Monday, June 11, 2018

Other People's Houses

Title:  Other People's Houses
Author:  Abbi Waxman
Publication Information:  Berkley. 2018. 352 pages.
ISBN:  0399587926 / 978-0399587924

Book Source:  I received this book through the Penguin First to Read program free of cost in exchange for an honest review.

Opening Sentence:  "It was amazing how many children you could fit in a minivan, if you tessellated carefully and maintained only the most basic level of safety."

Favorite Quote:  "Sometimes life is just what it is, and the best you can hope for is ice cream."

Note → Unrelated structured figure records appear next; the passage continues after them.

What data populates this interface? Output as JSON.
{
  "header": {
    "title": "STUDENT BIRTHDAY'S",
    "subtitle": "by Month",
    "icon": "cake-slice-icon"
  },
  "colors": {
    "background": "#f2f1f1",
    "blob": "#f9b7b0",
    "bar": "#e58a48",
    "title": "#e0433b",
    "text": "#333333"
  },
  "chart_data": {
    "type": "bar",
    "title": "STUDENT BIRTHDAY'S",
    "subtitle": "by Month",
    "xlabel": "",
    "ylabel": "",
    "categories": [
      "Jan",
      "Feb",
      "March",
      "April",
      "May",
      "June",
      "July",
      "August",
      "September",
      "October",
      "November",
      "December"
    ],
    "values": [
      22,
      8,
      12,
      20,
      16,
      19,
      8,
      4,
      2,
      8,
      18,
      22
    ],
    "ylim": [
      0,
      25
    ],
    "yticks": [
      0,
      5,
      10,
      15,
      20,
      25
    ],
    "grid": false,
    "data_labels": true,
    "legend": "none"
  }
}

Imagine one neighborhood street and four families who live on that street in a world of shared friendships, shared carpools and secrets that are not shared. Imagine now a myriad of "family" issues that may occur... Stable marriage that may border on boring. A woman who epitomizes the stereotype of the frumpy minivan soccer mom. An affair. A midlife crisis. A spouse who is away for reasons unknown. An illness. A difference between spouses on the decision to have another child. One spouse's career taking precedence over another... Now throw in a set of children belonging to each set of parents and their angst. Add the mundane household tasks of carpools, groceries, laundry, and dinner.

There in a nutshell is this book. Abbi Waxman's last book The Garden of Small Beginnings was a predictable but sweet book about grief and new beginnings. The sweetness won out in the end, making it an enjoyable beach read. I pick up this book hoping the same especially with the characters from the first book do make a cameo appearance in this book.

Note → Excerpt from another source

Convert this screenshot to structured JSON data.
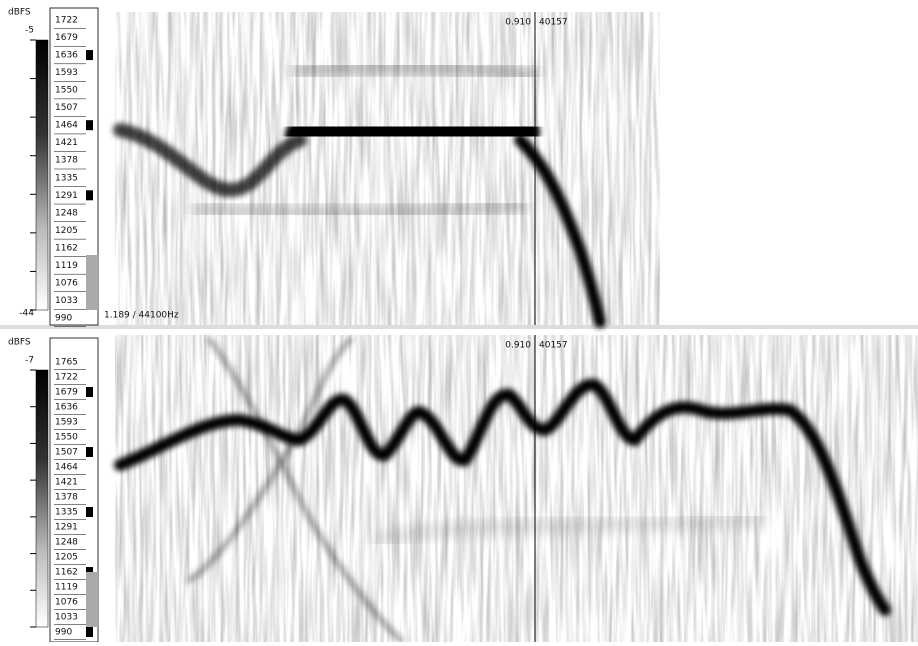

This book is as predictable, but unfortunately, the story is not a sweet, uplifting one. The characters are not particularly likable, and their "issues" seem to fit the envisioned stereotype. This book also has a bigger cast of characters, each with their own stories. So, the book seems scattered. The emotions and the handling of the "real life" problems seems superficial. The relationships also seem not to truly embody friendship. Actually, these four families share a carpool. That really seems to be it, but somehow they end up embroiled in each other's family issues, a role that should presumably be for a friend. From personal experience as a soccer mom, friendship may begin with a carpool, but it takes a lot more to change a convenient exchange into a friendship.

My other big issue with this book is the off putting beginning. The book opens on a scene of a middle aged married woman having a dalliance with someone who is not her husband in the daytime hours in her kitchen. Eeww. This is not a love affair, at least not for her. It is a mistake. I am not saying it doesn't happen. I am just saying I don't need to "see" that.  EEwww. It's hard to recover from that image and move on with the book.

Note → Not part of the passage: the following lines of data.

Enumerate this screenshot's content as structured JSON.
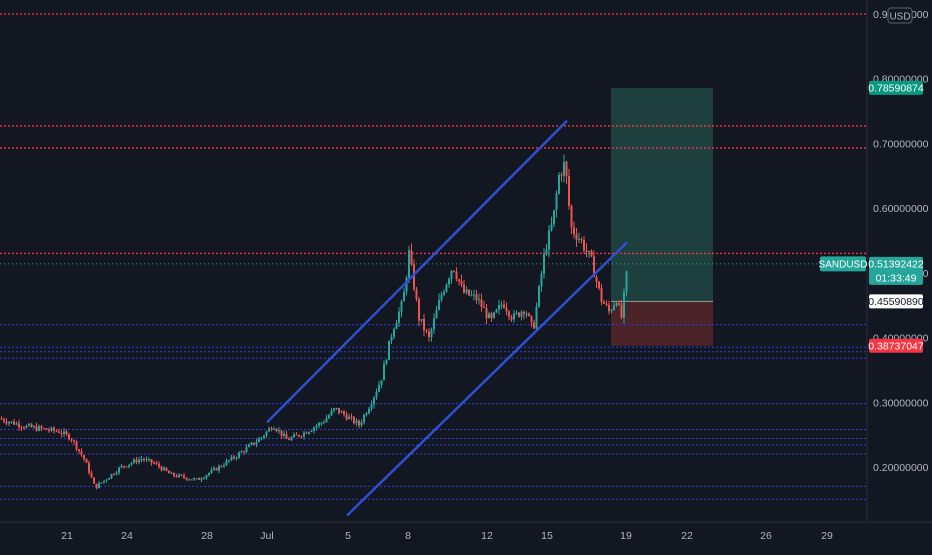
{
  "chart_data": {
    "type": "candlestick",
    "symbol": "SANDUSD",
    "currency": "USD",
    "price_axis": {
      "ticks": [
        0.9,
        0.8,
        0.7,
        0.6,
        0.5,
        0.4,
        0.3,
        0.2
      ],
      "tick_labels": [
        "0.90000000",
        "0.80000000",
        "0.70000000",
        "0.60000000",
        "0.50000000",
        "0.40000000",
        "0.30000000",
        "0.20000000"
      ],
      "range": [
        0.125,
        0.915
      ]
    },
    "time_axis": {
      "labels": [
        "21",
        "24",
        "28",
        "Jul",
        "5",
        "8",
        "12",
        "15",
        "19",
        "22",
        "26",
        "29"
      ]
    },
    "price_badges": {
      "target": "0.78590874",
      "current": "0.51392422",
      "countdown": "01:33:49",
      "entry": "0.45590890",
      "stop": "0.38737047"
    },
    "values": {
      "target": 0.78590874,
      "current": 0.51392422,
      "entry": 0.4559089,
      "stop": 0.38737047
    },
    "horizontal_levels": {
      "red_dotted": [
        0.9,
        0.727,
        0.693,
        0.53
      ],
      "blue_dotted": [
        0.42,
        0.385,
        0.378,
        0.368,
        0.298,
        0.258,
        0.244,
        0.234,
        0.22,
        0.17,
        0.15
      ]
    },
    "channel": {
      "upper": [
        [
          0.269,
          "Jul 1"
        ],
        [
          0.735,
          "Jul 16"
        ]
      ],
      "lower": [
        [
          0.125,
          "Jul 5"
        ],
        [
          0.547,
          "Jul 19"
        ]
      ]
    },
    "trade_box": {
      "entry": 0.4559089,
      "target": 0.78590874,
      "stop": 0.38737047
    },
    "colors": {
      "background": "#131722",
      "up_candle": "#26a69a",
      "down_candle": "#ef5350",
      "red_level": "#f23645",
      "blue_level": "#2a3fd6",
      "channel_line": "#2f4fd0",
      "profit_zone": "#1d3f3e",
      "loss_zone": "#4a2429",
      "target_badge": "#089981",
      "stop_badge": "#f23645",
      "entry_badge": "#ffffff"
    }
  }
}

Perhaps, I could have put the image aside. However, the narrator of the book - also a middle aged mom, the carpool driver, the soccer mom - indulges in language I don't care for. The book has a lot of gratuitous cursing. It is unpleasant, gets in the way of the story, and seems out of character for someone who spends the majority of their day around children.

I liked the premise of the book that we truly do not know what happens behind someone else's closed door. The book could have led to deeper questions about the strength of a marriage and the building and destroying of trust in a relationship. Unfortunately, for me, it does not.